First Principle Predictions for Cold Fermionic Gases Near Criticality via Critical Boson Dominance and Anomaly Matching

TL;DR

This paper develops an effective field theory approach to predict properties of cold fermionic gases near unitarity, emphasizing the role of a critical boson and anomaly matching, with predictions validated against numerical simulations.

Contribution

It introduces a novel EFT formalism for cold fermionic gases near criticality, incorporating a critical boson and anomaly matching to improve predictive accuracy.

Findings

Predicted compressibility and magnetic susceptibility match numerical simulations.

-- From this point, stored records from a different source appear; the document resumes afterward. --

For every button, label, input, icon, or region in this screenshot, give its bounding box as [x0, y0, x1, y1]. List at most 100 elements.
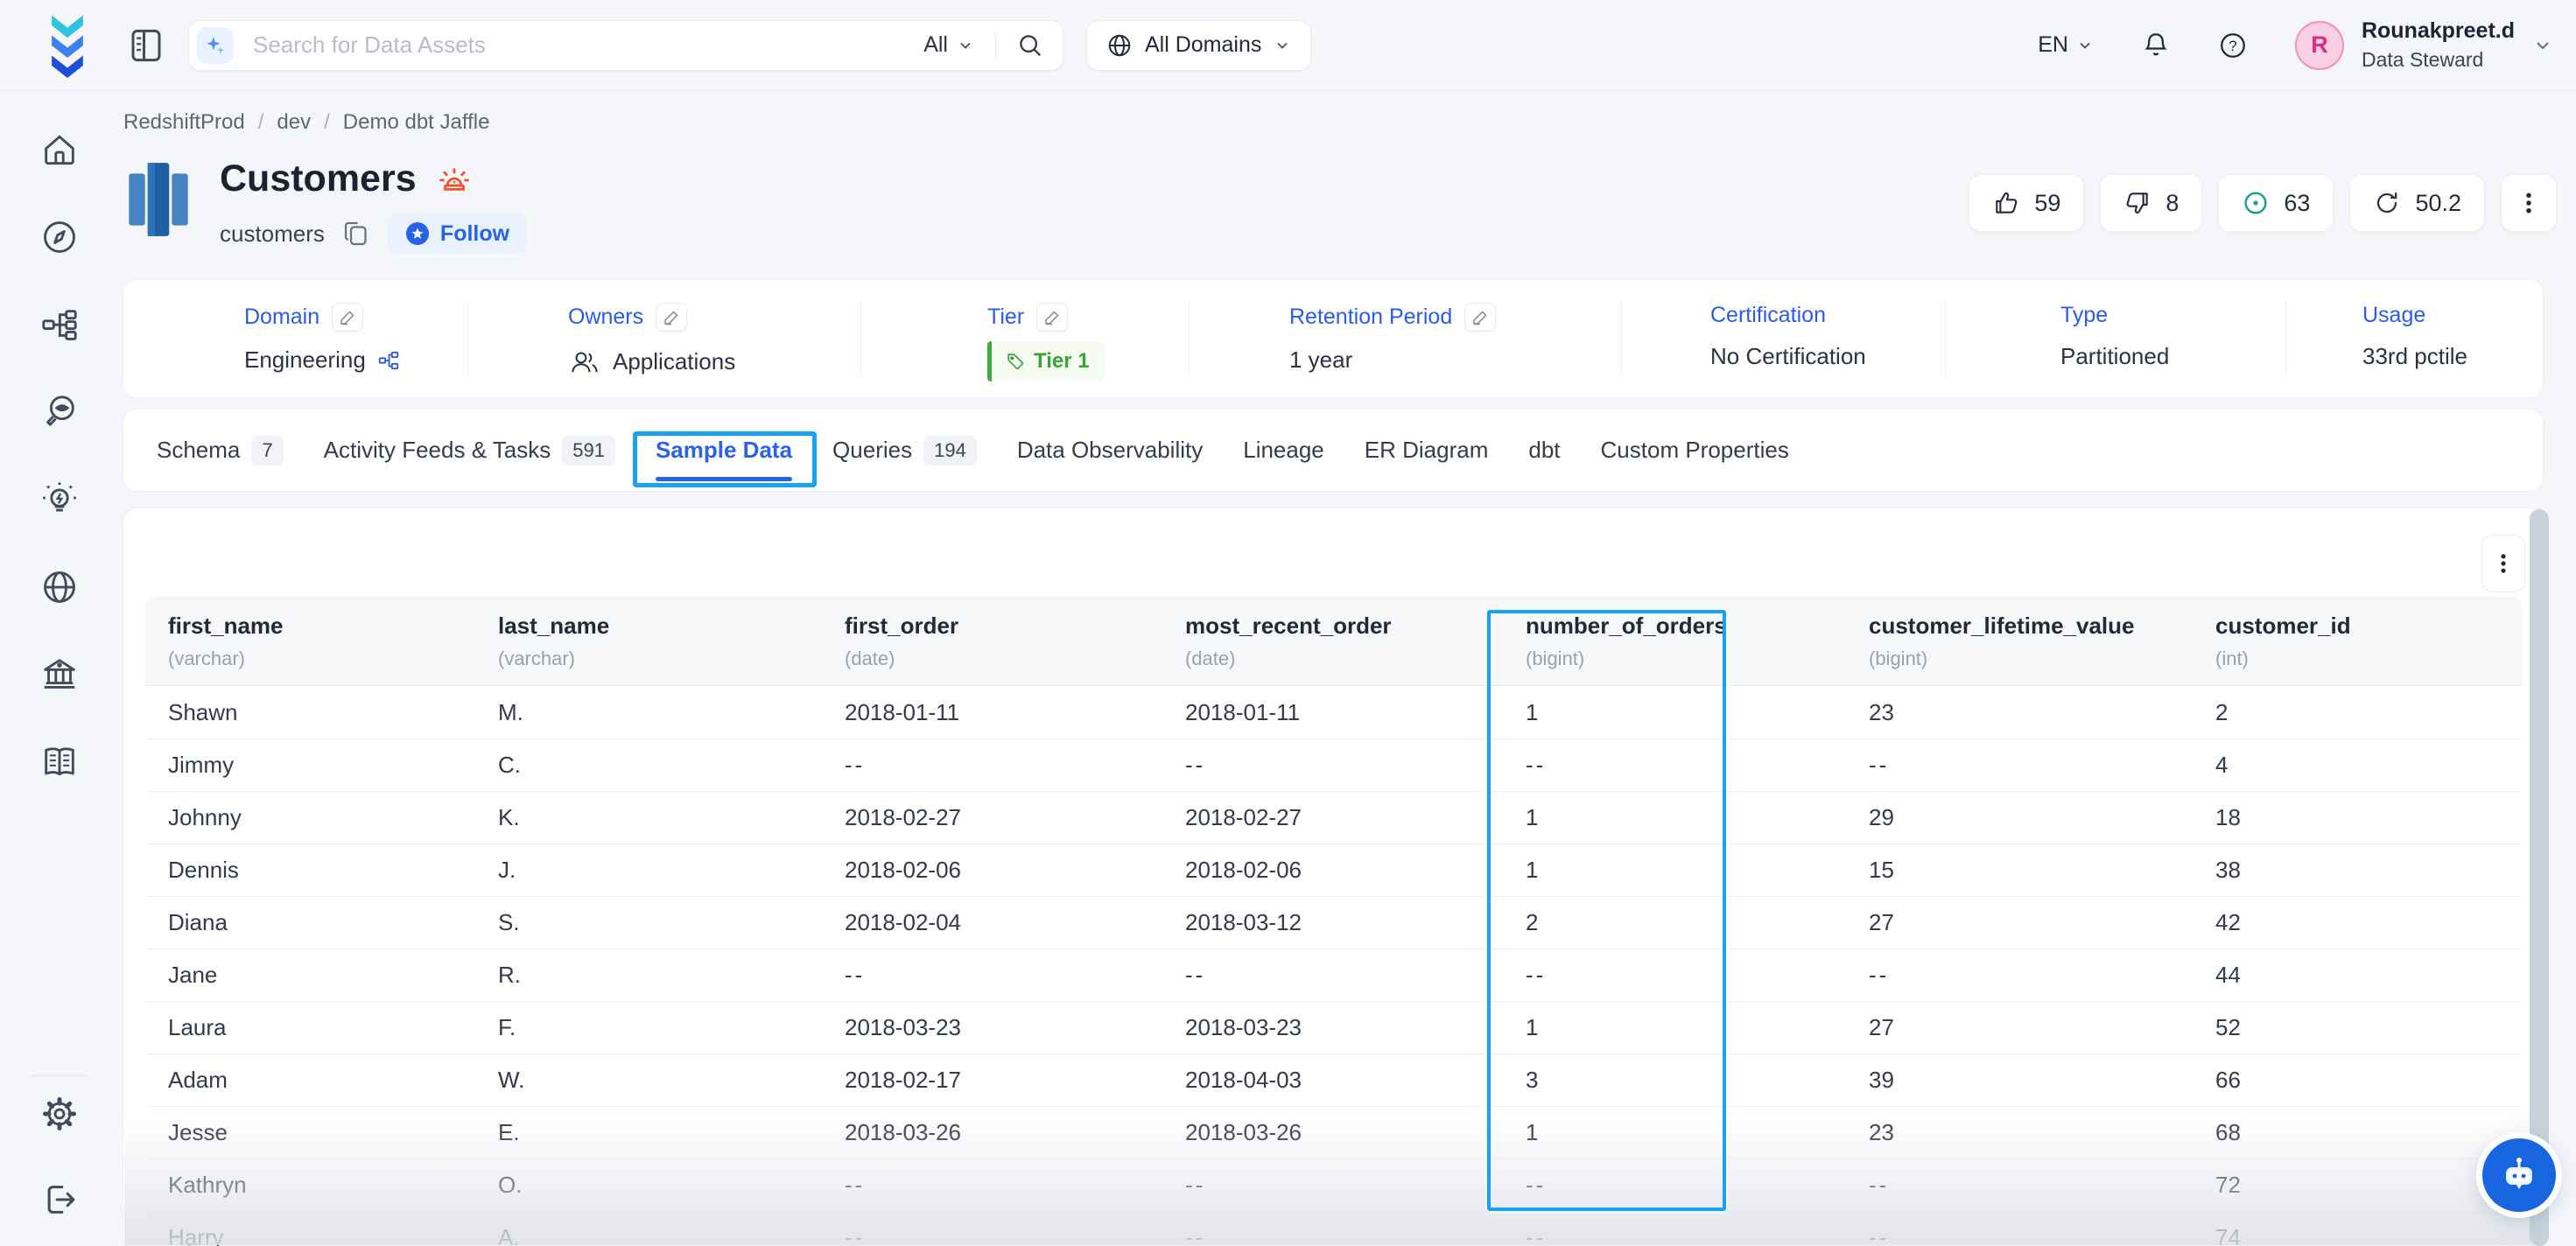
search-icon[interactable]	[1017, 32, 1043, 59]
edit-owners-button[interactable]	[656, 303, 687, 332]
sidebar-collapse-icon[interactable]	[129, 25, 164, 66]
sample-data-table: first_name(varchar)last_name(varchar)fir…	[145, 596, 2522, 1246]
observability-icon[interactable]	[39, 392, 80, 432]
table-cell: M.	[475, 686, 822, 738]
table-cell: --	[822, 948, 1162, 1001]
help-icon[interactable]: ?	[2218, 31, 2248, 60]
follow-label: Follow	[440, 221, 509, 247]
tab-dbt[interactable]: dbt	[1528, 410, 1560, 491]
sample-data-more-button[interactable]	[2481, 535, 2525, 592]
freshness-count: 50.2	[2415, 190, 2461, 217]
tab-er-diagram[interactable]: ER Diagram	[1365, 410, 1489, 491]
tab-lineage[interactable]: Lineage	[1243, 410, 1324, 491]
settings-icon[interactable]	[39, 1094, 80, 1134]
compass-icon[interactable]	[39, 217, 80, 257]
table-cell: --	[1162, 1158, 1503, 1211]
table-cell: E.	[475, 1106, 822, 1158]
scrollbar[interactable]	[2530, 509, 2549, 1246]
table-cell: F.	[475, 1001, 822, 1054]
global-search-bar[interactable]: All	[188, 20, 1063, 71]
divider	[1621, 299, 1622, 376]
web-icon[interactable]	[39, 567, 80, 607]
notifications-bell-icon[interactable]	[2141, 31, 2171, 60]
glossary-icon[interactable]	[39, 742, 80, 782]
tab-schema[interactable]: Schema 7	[157, 410, 284, 491]
logout-icon[interactable]	[39, 1180, 80, 1220]
column-name: customer_id	[2215, 612, 2522, 640]
edit-domain-button[interactable]	[332, 303, 363, 332]
property-certification: Certification No Certification	[1710, 303, 1866, 370]
table-row: JaneR.--------44	[145, 948, 2522, 1001]
table-cell: J.	[475, 844, 822, 896]
retention-label: Retention Period	[1289, 304, 1452, 330]
insights-icon[interactable]	[39, 480, 80, 520]
app-window: All All Domains EN	[0, 0, 2576, 1246]
table-cell: --	[1846, 738, 2193, 791]
user-name: Rounakpreet.d	[2362, 18, 2515, 44]
column-header-number_of_orders[interactable]: number_of_orders(bigint)	[1503, 596, 1846, 686]
table-cell: 66	[2193, 1054, 2522, 1106]
column-type: (varchar)	[498, 648, 822, 670]
column-header-most_recent_order[interactable]: most_recent_order(date)	[1162, 596, 1503, 686]
language-selector[interactable]: EN	[2038, 32, 2094, 58]
column-name: first_name	[168, 612, 475, 640]
tab-data-observability[interactable]: Data Observability	[1017, 410, 1203, 491]
breadcrumb-item[interactable]: RedshiftProd	[123, 110, 245, 135]
breadcrumb-item[interactable]: Demo dbt Jaffle	[343, 110, 490, 135]
certification-label: Certification	[1710, 303, 1826, 328]
popularity-button[interactable]: 63	[2218, 174, 2334, 232]
tab-queries[interactable]: Queries194	[832, 410, 977, 491]
search-scope-dropdown[interactable]: All	[923, 32, 974, 58]
left-nav-sidebar	[0, 91, 119, 1246]
table-cell: --	[1846, 948, 2193, 1001]
chatbot-button[interactable]	[2482, 1138, 2556, 1212]
tab-label: ER Diagram	[1365, 437, 1489, 464]
table-cell: 2018-02-06	[822, 844, 1162, 896]
usage-label: Usage	[2362, 303, 2425, 328]
tab-label: Schema	[157, 437, 240, 464]
table-cell: 2018-02-27	[1162, 791, 1503, 844]
table-cell: 23	[1846, 1106, 2193, 1158]
table-cell: --	[1162, 948, 1503, 1001]
owners-value[interactable]: Applications	[613, 348, 735, 375]
lineage-icon[interactable]	[39, 304, 80, 345]
breadcrumb: RedshiftProd/dev/Demo dbt Jaffle	[123, 110, 489, 135]
asset-more-actions-button[interactable]	[2501, 174, 2557, 232]
table-cell: 1	[1503, 1001, 1846, 1054]
tab-sample-data[interactable]: Sample Data	[656, 410, 792, 491]
follow-button[interactable]: Follow	[388, 214, 527, 254]
edit-tier-button[interactable]	[1036, 303, 1068, 332]
governance-icon[interactable]	[39, 654, 80, 695]
table-body: ShawnM.2018-01-112018-01-111232JimmyC.--…	[145, 686, 2522, 1246]
ai-sparkle-icon[interactable]	[197, 27, 234, 64]
column-header-first_name[interactable]: first_name(varchar)	[145, 596, 475, 686]
edit-retention-button[interactable]	[1464, 303, 1496, 332]
search-input[interactable]	[253, 32, 923, 59]
chevron-down-icon	[2532, 35, 2553, 56]
user-menu[interactable]: R Rounakpreet.d Data Steward	[2295, 18, 2553, 72]
tab-custom-properties[interactable]: Custom Properties	[1601, 410, 1789, 491]
tier-badge[interactable]: Tier 1	[987, 341, 1104, 382]
table-cell: Dennis	[145, 844, 475, 896]
freshness-button[interactable]: 50.2	[2349, 174, 2485, 232]
column-header-customer_id[interactable]: customer_id(int)	[2193, 596, 2522, 686]
upvotes-button[interactable]: 59	[1969, 174, 2084, 232]
domain-value[interactable]: Engineering	[244, 346, 366, 374]
column-header-customer_lifetime_value[interactable]: customer_lifetime_value(bigint)	[1846, 596, 2193, 686]
home-icon[interactable]	[39, 130, 80, 170]
tab-activity-feeds-tasks[interactable]: Activity Feeds & Tasks591	[324, 410, 615, 491]
downvotes-button[interactable]: 8	[2100, 174, 2202, 232]
column-name: last_name	[498, 612, 822, 640]
all-domains-button[interactable]: All Domains	[1086, 20, 1311, 71]
table-cell: 1	[1503, 686, 1846, 738]
column-header-first_order[interactable]: first_order(date)	[822, 596, 1162, 686]
table-cell: --	[1162, 1211, 1503, 1246]
copy-icon[interactable]	[340, 218, 372, 249]
column-header-last_name[interactable]: last_name (varchar)	[475, 596, 822, 686]
table-cell: Laura	[145, 1001, 475, 1054]
tab-count-badge: 7	[251, 436, 283, 466]
table-header-row: first_name(varchar)last_name(varchar)fir…	[145, 596, 2522, 686]
avatar[interactable]: R	[2295, 21, 2344, 70]
breadcrumb-item[interactable]: dev	[277, 110, 311, 135]
pencil-icon	[1043, 309, 1061, 326]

The theory accurately describes fermionic gases for scattering lengths where EFT is valid.

Experimental data supports the critical point description involving a scalar dilaton mode.

Abstract

Recently the authors have developed an effective field theory formalism to systematically describe cold fermionic gases near the unitary limit. The theory has enhanced predictive power due to the fact that interactions are dominated by the exchange of a gapped critical boson whose couplings and mass are fixed by matching the dilatation anomaly between the UV and IR theories. We utilize this theory to give analytic predictions for the compressibility and magnetic susceptibility for fermions near unitarity with attractive interactions above the critical temperature $T_c$, with a well defined theoretical error. The inputs to the predictions are: the scattering length $a$, the effective mass $m^\star$ and contact parameter $\tilde C(a)$. We then compare our predictions to numerical simulations and find excellent agreement within the window of scattering lengths where the EFT is valid ($10\geq \mid \! k_F a \! \mid\geq 1$). Experimental corroboration of this theory supports critical point that can be describe by the inclusion of a scalar dilaton mode, whose action is fixed by symmetries.